To resolve differences between House and Senate versions of a measure, Congress may establish a conference committee, composed of a House and a Senate delegation. Its task is to propose a final version of the measure, referred to as a conference report, for the approval of both houses. This report discusses rules that restrict the substance of what House conferees may agree to include in a conference report. For more information on legislative process, see http://www.crs.gov/products/guides/guidehome.shtml.
A conference has before it both a House and a Senate version of the same measure. In recent practice, these most often take the form of a House measure as passed by the House and a substitute for the entire text agreed to by the Senate, or vice versa. Often, the substitute from the second chamber (formally, an amendment in the nature of a substitute) reflects the text of a companion measure agreed to by that chamber. (Other possibilities exist, but all involve an amendment or amendments by one house to a measure agreed to by the other.)
House Rule XXII, clause 9, authorizes House conferees to negotiate only on matters in disagreement between the houses; that is, points on which the House and Senate versions of the measure differ. This rule permits conferees to reach an agreement that constitutes a "germane modification of the matter in disagreement." Conferees may, for example, propose a "conference substitute," a new amendment in the nature of a substitute as an alternative to both versions committed to conference. The conference proposal on each matter in disagreement must fall within the "scope of the differences" between the House and Senate versions. In general, this requirement means that conferees may not change or eliminate text agreed to by both houses, nor may they introduce any "specific additional matter" not included in either version. Also, they may not delete matter in such a way as to broaden the scope of the measure beyond both proposals.

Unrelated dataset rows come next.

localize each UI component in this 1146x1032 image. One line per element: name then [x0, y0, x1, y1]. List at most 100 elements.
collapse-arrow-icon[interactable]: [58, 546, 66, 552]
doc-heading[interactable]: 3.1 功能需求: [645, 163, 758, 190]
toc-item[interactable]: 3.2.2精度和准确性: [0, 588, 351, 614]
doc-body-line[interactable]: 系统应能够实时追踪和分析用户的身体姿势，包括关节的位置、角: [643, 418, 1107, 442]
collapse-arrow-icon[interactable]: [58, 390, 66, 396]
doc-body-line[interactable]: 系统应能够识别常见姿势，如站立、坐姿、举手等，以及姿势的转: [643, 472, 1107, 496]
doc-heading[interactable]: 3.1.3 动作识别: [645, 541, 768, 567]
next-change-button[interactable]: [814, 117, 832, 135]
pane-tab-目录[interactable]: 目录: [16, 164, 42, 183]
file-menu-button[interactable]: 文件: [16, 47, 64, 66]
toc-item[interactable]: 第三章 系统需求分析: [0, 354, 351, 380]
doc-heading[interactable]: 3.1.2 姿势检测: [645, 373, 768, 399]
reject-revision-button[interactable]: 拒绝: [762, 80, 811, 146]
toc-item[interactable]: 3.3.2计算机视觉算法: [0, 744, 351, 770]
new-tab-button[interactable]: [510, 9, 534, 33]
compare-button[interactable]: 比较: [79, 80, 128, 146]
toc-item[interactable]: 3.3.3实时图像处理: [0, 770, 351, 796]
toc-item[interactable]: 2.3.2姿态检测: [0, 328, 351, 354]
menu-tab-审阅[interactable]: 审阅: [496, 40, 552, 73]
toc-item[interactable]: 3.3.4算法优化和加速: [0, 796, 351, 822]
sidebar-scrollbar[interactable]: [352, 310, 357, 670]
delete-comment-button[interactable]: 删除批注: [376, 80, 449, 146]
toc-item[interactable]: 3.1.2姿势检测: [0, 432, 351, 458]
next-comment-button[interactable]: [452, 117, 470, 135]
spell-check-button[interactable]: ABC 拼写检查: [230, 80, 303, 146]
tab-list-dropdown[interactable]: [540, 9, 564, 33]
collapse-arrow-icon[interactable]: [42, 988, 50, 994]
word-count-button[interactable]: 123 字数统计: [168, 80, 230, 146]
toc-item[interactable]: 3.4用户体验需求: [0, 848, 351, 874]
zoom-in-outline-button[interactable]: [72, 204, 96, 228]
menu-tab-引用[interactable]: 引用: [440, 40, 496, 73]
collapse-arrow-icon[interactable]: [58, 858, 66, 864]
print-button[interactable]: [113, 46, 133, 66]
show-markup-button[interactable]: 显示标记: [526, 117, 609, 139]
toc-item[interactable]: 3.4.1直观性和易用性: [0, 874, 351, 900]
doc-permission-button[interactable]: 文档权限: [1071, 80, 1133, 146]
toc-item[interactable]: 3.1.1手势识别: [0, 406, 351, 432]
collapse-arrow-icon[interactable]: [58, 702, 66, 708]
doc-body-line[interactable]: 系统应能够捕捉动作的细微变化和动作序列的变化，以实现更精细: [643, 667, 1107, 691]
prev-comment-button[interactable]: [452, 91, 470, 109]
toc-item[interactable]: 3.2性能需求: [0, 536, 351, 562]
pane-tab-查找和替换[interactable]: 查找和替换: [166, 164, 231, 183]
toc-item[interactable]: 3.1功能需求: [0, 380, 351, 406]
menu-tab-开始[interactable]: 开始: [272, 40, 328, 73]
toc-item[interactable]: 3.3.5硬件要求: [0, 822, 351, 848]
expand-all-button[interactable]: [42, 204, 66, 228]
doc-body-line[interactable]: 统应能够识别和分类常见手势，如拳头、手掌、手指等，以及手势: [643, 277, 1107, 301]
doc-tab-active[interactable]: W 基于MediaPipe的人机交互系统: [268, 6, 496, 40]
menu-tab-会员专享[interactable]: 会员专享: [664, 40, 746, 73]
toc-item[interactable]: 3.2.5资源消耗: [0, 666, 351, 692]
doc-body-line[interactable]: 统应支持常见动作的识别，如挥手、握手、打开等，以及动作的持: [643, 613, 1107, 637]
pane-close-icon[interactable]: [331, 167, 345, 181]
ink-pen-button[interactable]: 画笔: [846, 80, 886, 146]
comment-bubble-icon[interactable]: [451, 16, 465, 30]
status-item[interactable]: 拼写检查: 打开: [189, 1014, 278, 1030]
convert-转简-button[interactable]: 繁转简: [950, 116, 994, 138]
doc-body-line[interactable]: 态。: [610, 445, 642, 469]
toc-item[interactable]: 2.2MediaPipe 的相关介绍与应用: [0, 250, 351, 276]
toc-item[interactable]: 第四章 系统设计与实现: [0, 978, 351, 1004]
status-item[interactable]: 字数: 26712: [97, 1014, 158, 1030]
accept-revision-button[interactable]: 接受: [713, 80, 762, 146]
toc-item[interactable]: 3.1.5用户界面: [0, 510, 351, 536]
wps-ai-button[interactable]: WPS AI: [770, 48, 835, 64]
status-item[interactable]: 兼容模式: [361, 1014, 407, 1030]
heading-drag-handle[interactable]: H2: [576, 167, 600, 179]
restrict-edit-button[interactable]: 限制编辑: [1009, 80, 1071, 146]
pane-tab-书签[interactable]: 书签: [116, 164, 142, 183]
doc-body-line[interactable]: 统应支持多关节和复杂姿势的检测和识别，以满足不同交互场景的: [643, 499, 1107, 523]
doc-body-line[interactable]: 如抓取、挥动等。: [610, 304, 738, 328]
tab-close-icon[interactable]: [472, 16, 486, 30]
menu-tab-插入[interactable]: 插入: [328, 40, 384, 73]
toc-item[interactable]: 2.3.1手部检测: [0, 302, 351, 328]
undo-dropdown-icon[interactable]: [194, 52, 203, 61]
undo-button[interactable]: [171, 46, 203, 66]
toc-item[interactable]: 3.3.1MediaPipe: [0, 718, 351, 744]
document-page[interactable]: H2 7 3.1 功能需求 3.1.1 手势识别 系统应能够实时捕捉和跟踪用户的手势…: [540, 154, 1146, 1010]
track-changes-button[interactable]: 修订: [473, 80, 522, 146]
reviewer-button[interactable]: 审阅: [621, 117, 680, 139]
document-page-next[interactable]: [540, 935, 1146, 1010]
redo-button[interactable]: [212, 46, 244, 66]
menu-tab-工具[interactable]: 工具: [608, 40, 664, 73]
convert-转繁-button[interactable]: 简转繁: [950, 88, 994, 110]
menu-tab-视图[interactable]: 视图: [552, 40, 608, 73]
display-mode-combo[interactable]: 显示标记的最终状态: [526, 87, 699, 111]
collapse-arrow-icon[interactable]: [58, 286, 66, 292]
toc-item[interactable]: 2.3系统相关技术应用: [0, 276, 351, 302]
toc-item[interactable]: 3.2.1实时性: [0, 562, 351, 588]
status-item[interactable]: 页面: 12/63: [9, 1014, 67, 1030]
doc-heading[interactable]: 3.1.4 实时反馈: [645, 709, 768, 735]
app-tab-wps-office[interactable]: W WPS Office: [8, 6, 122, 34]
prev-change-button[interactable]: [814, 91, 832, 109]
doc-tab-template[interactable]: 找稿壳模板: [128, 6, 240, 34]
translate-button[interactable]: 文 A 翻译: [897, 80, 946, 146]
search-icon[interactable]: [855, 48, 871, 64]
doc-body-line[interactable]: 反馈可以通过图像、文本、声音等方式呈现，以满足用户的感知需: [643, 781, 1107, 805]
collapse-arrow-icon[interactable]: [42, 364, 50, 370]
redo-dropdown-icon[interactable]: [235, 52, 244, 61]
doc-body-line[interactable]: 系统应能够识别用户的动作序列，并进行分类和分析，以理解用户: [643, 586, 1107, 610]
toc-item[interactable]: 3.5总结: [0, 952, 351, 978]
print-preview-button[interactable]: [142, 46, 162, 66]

If the two versions contain different provisions on the same subject, conferees must in general retain a provision on that subject. They may accept either the House or Senate version, or may propose a version intermediate between the two. The conference proposal may not be stronger than the stronger version or weaker than the weaker version. If only one house has a provision on a subject, then the position of the other house is implicitly that current law on the point should be maintained. The conferees may include the provision, omit it, or propose a version intermediate between it and current law.
In recent practice, conferees often include in their report provisions that either are entirely new or otherwise violate the scope requirement. A conference report containing provisions "outside the scope" is subject to a point of order in the House. If the Speaker sustains the point of order, the entire conference report is out of order and cannot be considered, because a conference report is a package agreement. It must be considered and disposed of as a unit; it may not be amended or broken up.
In this situation, conferees often ask the Committee on Rules to report a special rule for considering the conference report that waives the "scope" point of order. Alternatively, if little opposition is expected, the conference report may be called up on a motion to suspend the rules, which has the effect of waiving any points of order. The House may also waive points of order against a conference report by unanimous consent. All these procedures are also available to remedy other violations of conferees' authority.
For "money bills," conferees' authority is subject to important additional restrictions. Rule XXII, clause 5, restricts the authority of House conferees to accept Senate amendments to appropriation bills that change existing permanent law (called "legislative amendments") or make unauthorized appropriations, or Senate appropriations amendments to bills that are not appropriation bills. Rule XXII, clause 6, forbids House conferees from accepting a Senate revenue amendment to a House non-revenue bill.
In the past, if conferees reached agreements that violated these restrictions, they often reported their proposals as "amendments in technical disagreement." They would formally report that they could not reach agreement (a "conference report in disagreement"). They would then propose that the House resolve the disagreement by agreeing to the Senate version as amended by a new House amendment. Because these motions to "recede and concur with an amendment" are not subject to the restrictions applicable to conference reports, the text of the new amendment could embody the agreement that conferees had actually reached. This approach becomes inconvenient, however, when the position of one house is embodied in a single second-chamber substitute for the entire text, which has become routine even on appropriations bills.
Finally, House Rule XXII, clause 10, restricts the ability of House conferees to agree to include in a conference report provisions that originate in Senate language and are not germane to the measure as passed by the House. The rule subjects each provision of this kind to a separate point of order in the House. If the Speaker sustains the point of order, however, the conference report does not automatically become ineligible for consideration. Instead, a motion is in order to strike the nongermane matter from the conference report. If one or more motions to strike are agreed to, the conference report is considered as rejected. The rule then, however, permits the House automatically to consider a motion to recede and concur with an amendment consisting of the unrejected portion of the conference report.
For each nongermane Senate provision in a conference report, this mechanism permits the House to choose either to accept or reject it without killing the legislation as a whole. Similar procedures apply when Senate nongermane matter appears in an amendment reported from conference in (real or technical) disagreement.